PDF(Pubmed)
Abstract:
Pediatric high-grade gliomas are a devastating subset of brain tumors, characterized by their aggressive pathophysiology and limited treatment options. Among them, H3 K27-altered diffuse midline gliomas (DMG) of the brainstem stand out due to their distinct molecular features and dismal prognosis. Recent advances in molecular profiling techniques have unveiled the critical role of H3 K27 alterations, particularly a lysine-to-methionine mutation on position 27 (K27M) of the histone H3 tail, in the pathogenesis of DMG. These mutations result in epigenetic dysregulation, which leads to altered chromatin structure and gene expression patterns in DMG tumor cells, ultimately contributing to the aggressive phenotype of DMG. The exploration of targeted therapeutic avenues for DMG has gained momentum in recent years.
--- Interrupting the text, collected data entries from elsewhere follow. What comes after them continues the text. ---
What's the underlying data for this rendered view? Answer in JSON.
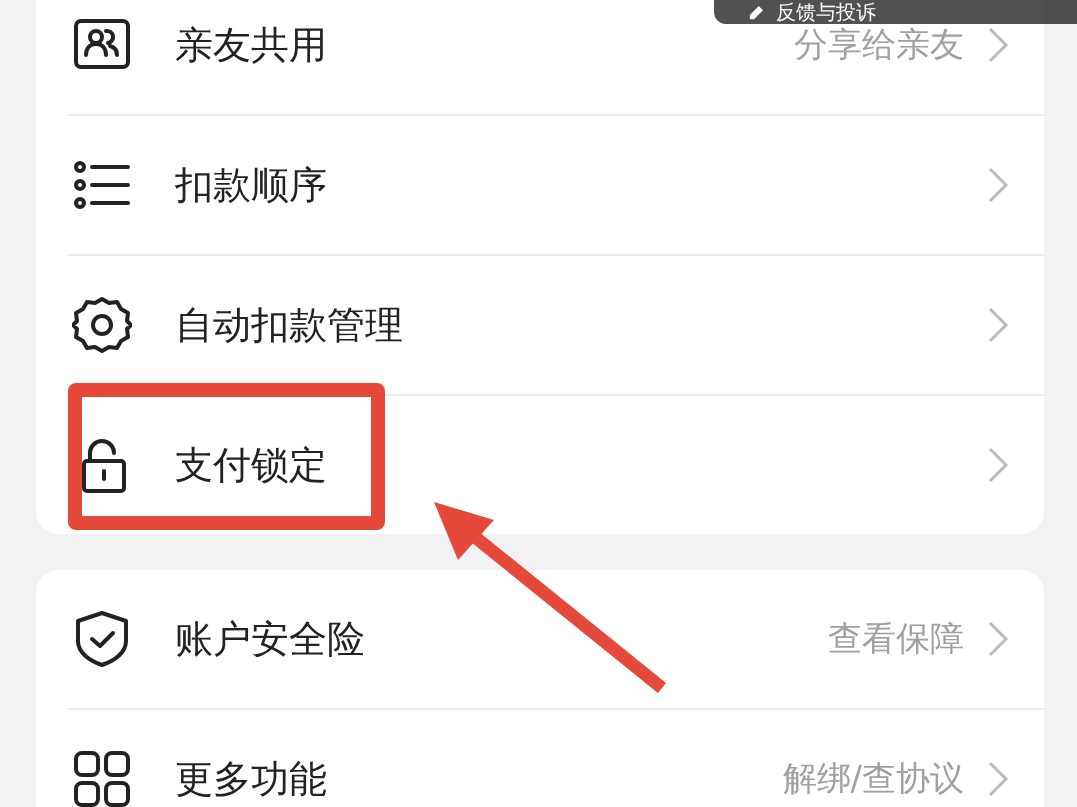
{
  "feedback_button": {
    "label": "反馈与投诉"
  },
  "groups": [
    {
      "rows": [
        {
          "kind": "family",
          "label": "亲友共用",
          "value": "分享给亲友",
          "highlighted": false
        },
        {
          "kind": "list",
          "label": "扣款顺序",
          "highlighted": false
        },
        {
          "kind": "gear",
          "label": "自动扣款管理",
          "highlighted": false
        },
        {
          "kind": "lock",
          "label": "支付锁定",
          "highlighted": true
        }
      ]
    },
    {
      "rows": [
        {
          "kind": "shield",
          "label": "账户安全险",
          "value": "查看保障",
          "highlighted": false
        },
        {
          "kind": "grid",
          "label": "更多功能",
          "value": "解绑/查协议",
          "highlighted": false
        }
      ]
    }
  ]
}
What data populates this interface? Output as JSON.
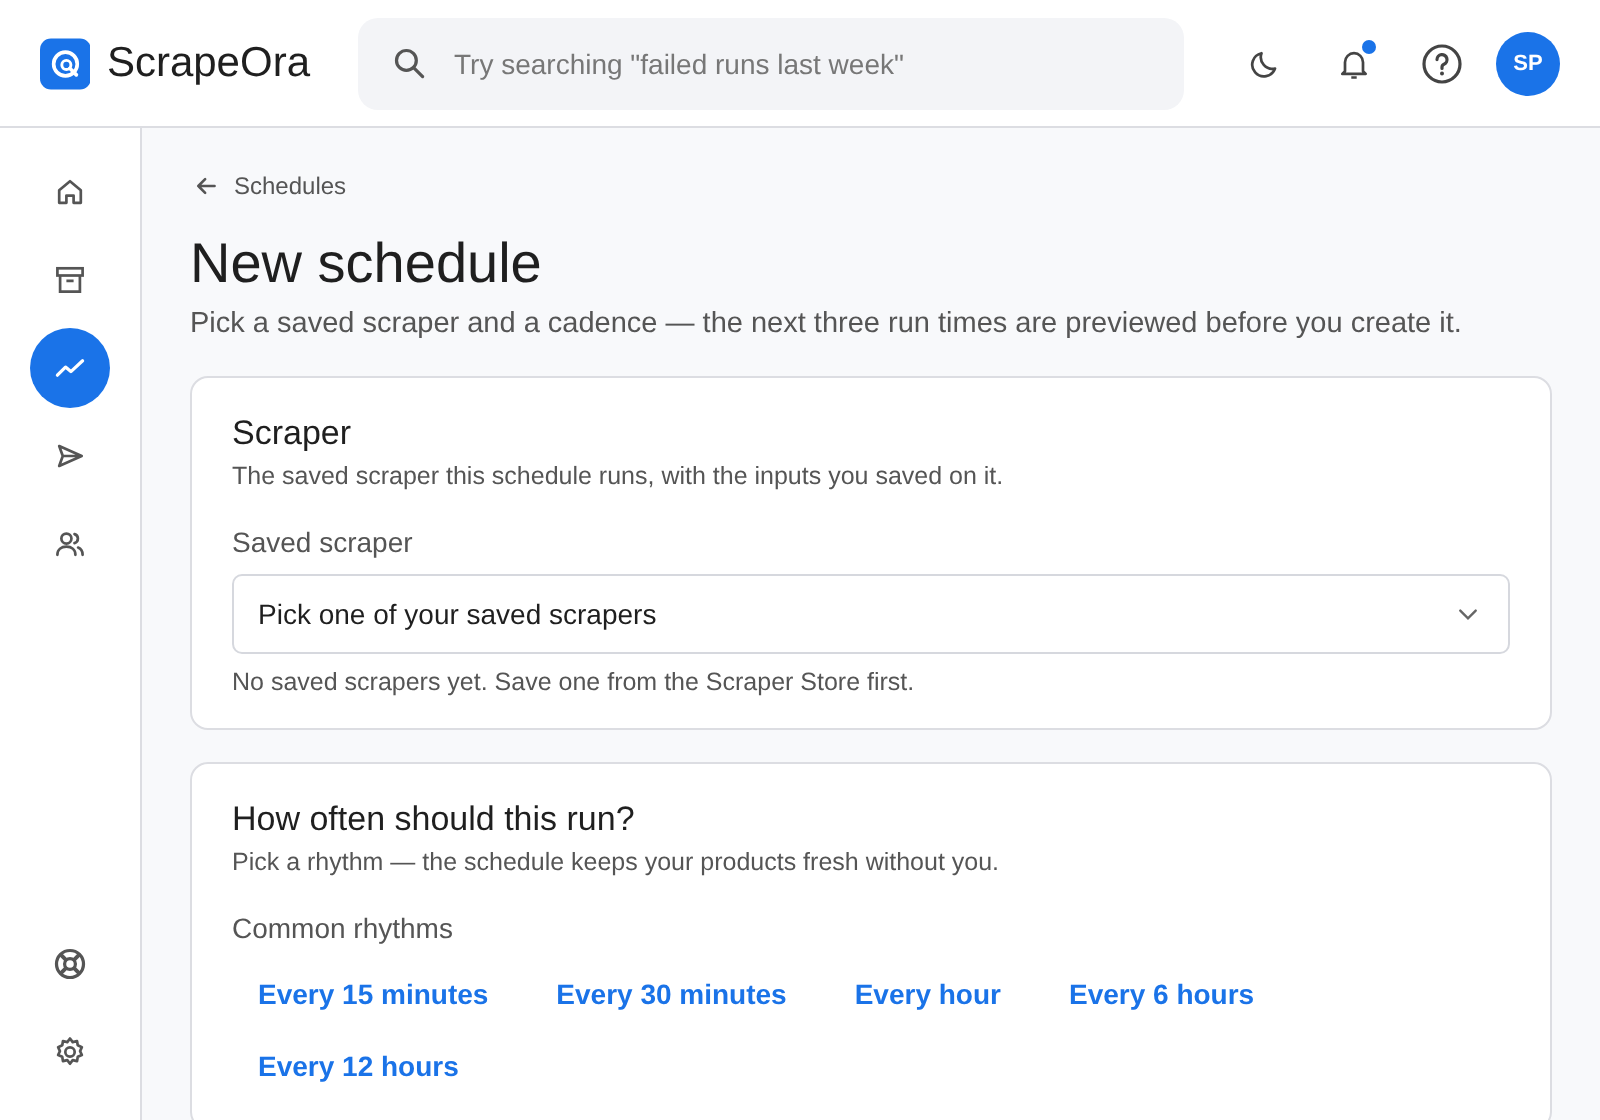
{
  "header": {
    "brand": "ScrapeOra",
    "search": {
      "placeholder": "Try searching \"failed runs last week\""
    },
    "notifications": {
      "unread": true
    },
    "avatar": "SP"
  },
  "sidebar": {
    "items": [
      {
        "kind": "home",
        "selected": false
      },
      {
        "kind": "archive",
        "selected": false
      },
      {
        "kind": "chart",
        "selected": true
      },
      {
        "kind": "send",
        "selected": false
      },
      {
        "kind": "users",
        "selected": false
      }
    ],
    "bottom_items": [
      {
        "kind": "help"
      },
      {
        "kind": "settings"
      }
    ]
  },
  "breadcrumb": "Schedules",
  "page_title": "New schedule",
  "page_subtitle": "Pick a saved scraper and a cadence — the next three run times are previewed before you create it.",
  "scraper_card": {
    "title": "Scraper",
    "description": "The saved scraper this schedule runs, with the inputs you saved on it.",
    "field_label": "Saved scraper",
    "select_placeholder": "Pick one of your saved scrapers",
    "hint": "No saved scrapers yet. Save one from the Scraper Store first."
  },
  "rhythm_card": {
    "title": "How often should this run?",
    "description": "Pick a rhythm — the schedule keeps your products fresh without you.",
    "group_label": "Common rhythms",
    "options": [
      {
        "label": "Every 15 minutes",
        "selected": false
      },
      {
        "label": "Every 30 minutes",
        "selected": false
      },
      {
        "label": "Every hour",
        "selected": false
      },
      {
        "label": "Every 6 hours",
        "selected": false
      },
      {
        "label": "Every 12 hours",
        "selected": false
      }
    ]
  }
}
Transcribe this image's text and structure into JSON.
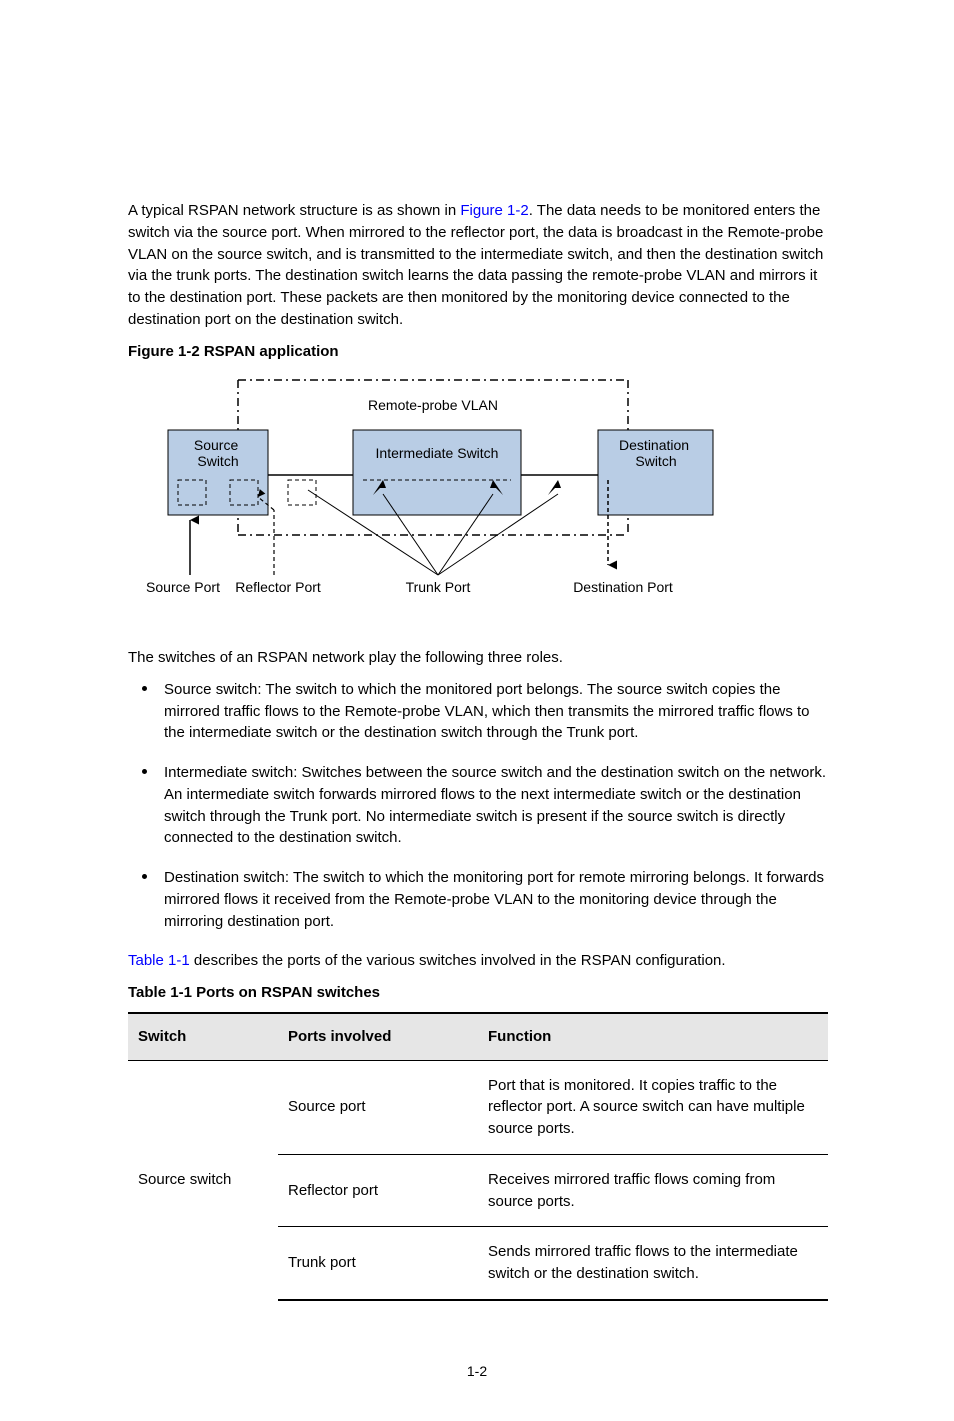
{
  "intro": {
    "p1_pre": "A typical RSPAN network structure is as shown in ",
    "figref": "Figure 1-2",
    "p1_post": ". The data needs to be monitored enters the switch via the source port. When mirrored to the reflector port, the data is broadcast in the Remote-probe VLAN on the source switch, and is transmitted to the intermediate switch, and then the destination switch via the trunk ports. The destination switch learns the data passing the remote-probe VLAN and mirrors it to the destination port. These packets are then monitored by the monitoring device connected to the destination port on the destination switch."
  },
  "figure": {
    "caption": "Figure 1-2 RSPAN application",
    "labels": {
      "remote_probe_vlan": "Remote-probe VLAN",
      "source_switch": "Source Switch",
      "intermediate_switch": "Intermediate Switch",
      "destination_switch": "Destination Switch",
      "source_port": "Source Port",
      "reflector_port": "Reflector Port",
      "trunk_port": "Trunk Port",
      "destination_port": "Destination Port"
    }
  },
  "roles": {
    "lead": "The switches of an RSPAN network play the following three roles.",
    "items": [
      "Source switch: The switch to which the monitored port belongs. The source switch copies the mirrored traffic flows to the Remote-probe VLAN, which then transmits the mirrored traffic flows to the intermediate switch or the destination switch through the Trunk port.",
      "Intermediate switch: Switches between the source switch and the destination switch on the network. An intermediate switch forwards mirrored flows to the next intermediate switch or the destination switch through the Trunk port. No intermediate switch is present if the source switch is directly connected to the destination switch.",
      "Destination switch: The switch to which the monitoring port for remote mirroring belongs. It forwards mirrored flows it received from the Remote-probe VLAN to the monitoring device through the mirroring destination port."
    ]
  },
  "table": {
    "lead_pre": "",
    "lead_ref": "Table 1-1",
    "lead_post": " describes the ports of the various switches involved in the RSPAN configuration.",
    "caption": "Table 1-1 Ports on RSPAN switches",
    "headers": [
      "Switch",
      "Ports involved",
      "Function"
    ],
    "rows": [
      [
        "Source switch",
        "Source port",
        "Port that is monitored. It copies traffic to the reflector port. A source switch can have multiple source ports."
      ],
      [
        "",
        "Reflector port",
        "Receives mirrored traffic flows coming from source ports."
      ],
      [
        "",
        "Trunk port",
        "Sends mirrored traffic flows to the intermediate switch or the destination switch."
      ]
    ]
  },
  "page_number": "1-2"
}
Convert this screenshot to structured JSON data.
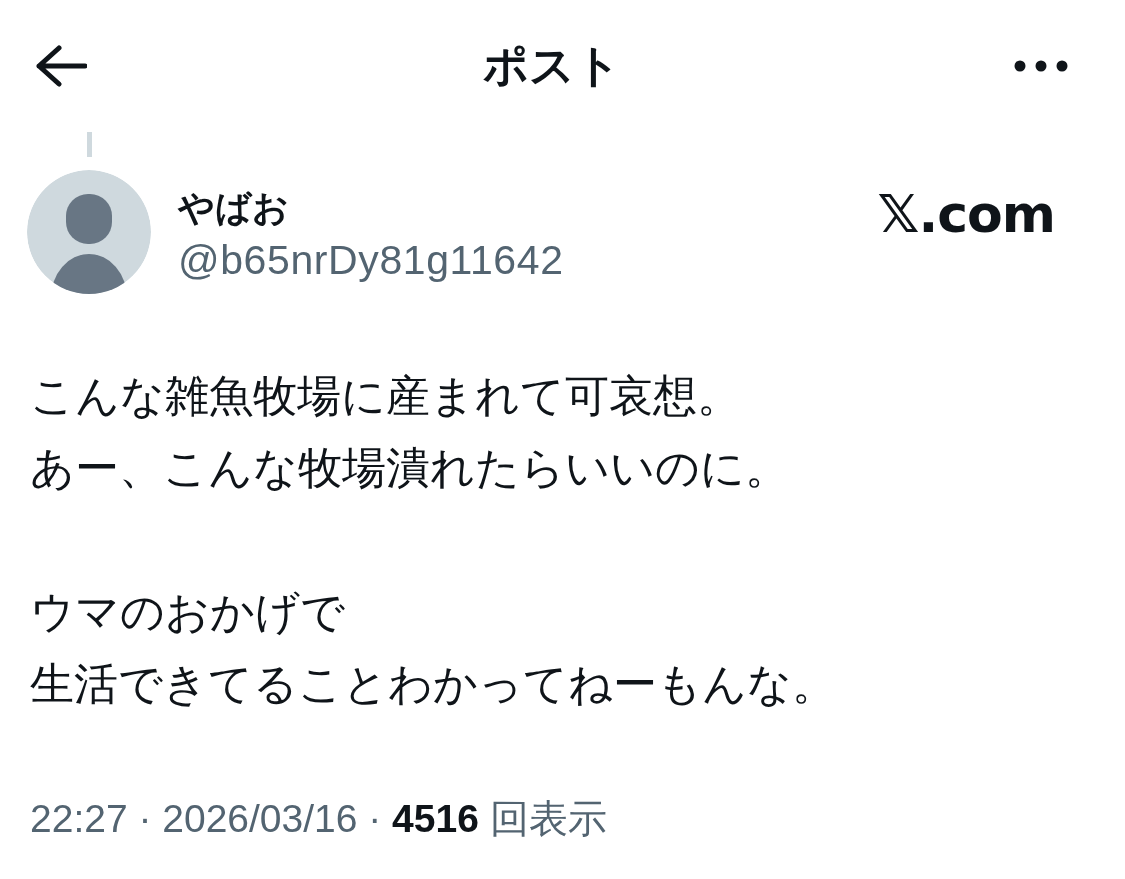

Therapies, including epigenetic modifiers, kinase inhibitors, and immunotherapies, are under active investigation; these approaches aim to disrupt aberrant signaling cascades and overcome the various mechanisms of therapeutic resistance in DMG. Challenges, including blood-brain barrier penetration and DMG tumor heterogeneity, require innovative approaches to improve drug delivery and personalized treatment strategies. This review aims to provide a comprehensive overview of the evolving understanding of DMG, focusing on the intricate molecular mechanisms driving tumorigenesis/tumor progression and the current landscape of emerging targeted interventions.
摘要:
小儿高级别神经胶质瘤是脑肿瘤的破坏性子集,其特点是积极的病理生理学和有限的治疗选择。其中,H3K27改变的脑干弥漫性中线胶质瘤(DMG)由于其独特的分子特征和预后不良而脱颖而出。分子谱分析技术的最新进展揭示了H3K27改变的关键作用,特别是在组蛋白H3尾的位置27(K27M)上的赖氨酸到甲硫氨酸突变,在DMG的发病机制中。这些突变导致表观遗传失调,导致DMG肿瘤细胞中染色质结构和基因表达模式的改变,最终导致DMG的侵袭性表型。近年来,针对DMG的靶向治疗途径的探索取得了势头。Therapies,包括表观遗传修饰剂,激酶抑制剂,和免疫疗法,正在积极研究;这些方法旨在破坏异常信号级联并克服DMG中治疗抗性的各种机制。挑战,包括血脑屏障穿透和DMG肿瘤异质性,需要创新的方法来改善药物输送和个性化治疗策略。这篇综述旨在全面概述对DMG的不断发展的理解,关注驱动肿瘤发生/肿瘤进展的复杂分子机制以及新兴的靶向干预措施的现状。